The Insider is a self-portrait of a rather insecure boy playing with a train set he can't quite handle on his own. As an editor, Piers Morgan, on occasion, displayed stunning flair and commendable editorial bravery. Just imagine how good he might have been when he grew up.

*Ebury Press, £17.99.

Where has all the hate gone?

The general disdain felt by the public for print journalists manifests itself in strange ways, but not by representation on the latest talked-about website, www.hated-celebrities.com - an open house for web-surfers to deal glancing blows to those who irritate them or, in the case of many I suspect, drive them to foam at the mouth and climb walls.

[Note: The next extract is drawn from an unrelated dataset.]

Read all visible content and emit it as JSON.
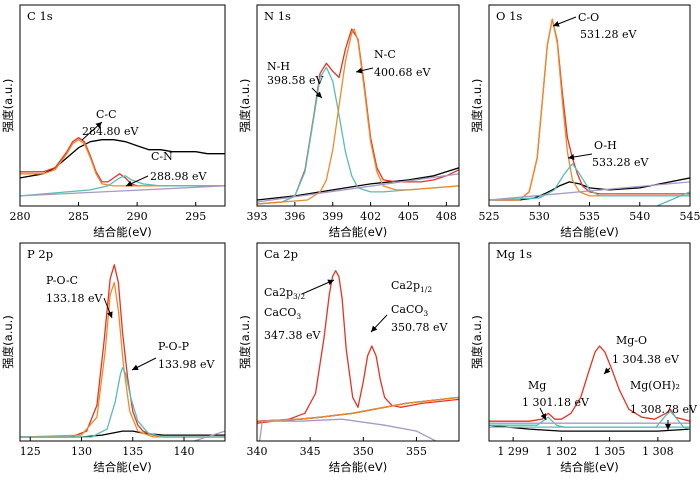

More than 1,000 celebrities were listed last time I looked, but these included few newspaper journalists whose notoriety is not enhanced by a strong presence on television. A A Gill gets in there, presumably for being too much of a smartypants in print, as does The Mail on Sunday's political Rottweiler Peter Hitchens, Daily Mirror trenchant columnist Brian Reade and, inexplicably, Dominic Mohan, The Sun gossip writer recently promoted to an executive role.

The rest among the tiny journalistic contingent are more widely known for their television appearances: Ian Hislop, Janet Street-Porter, Jeremy Clarkson, Piers Morgan, Vanessa Feltz and Eve Pollard, who scores a unique double in that her presenter daughter, Claudia Winkleman, left, is also listed. Radio is represented by Nick Ferrari, the LBC breakfast show's reactionary host, leaving the rest of the fourth estate lumped together under the heading "all gutter trash journalists" - come on, you know who you are.

Perhaps we should be grateful that the press isn't strongly represented on a hate list, but our absence could, far from making hearts grow fonder, indicate just how scant is the public interest in newspapers. Now they can't be bothered even to hate us.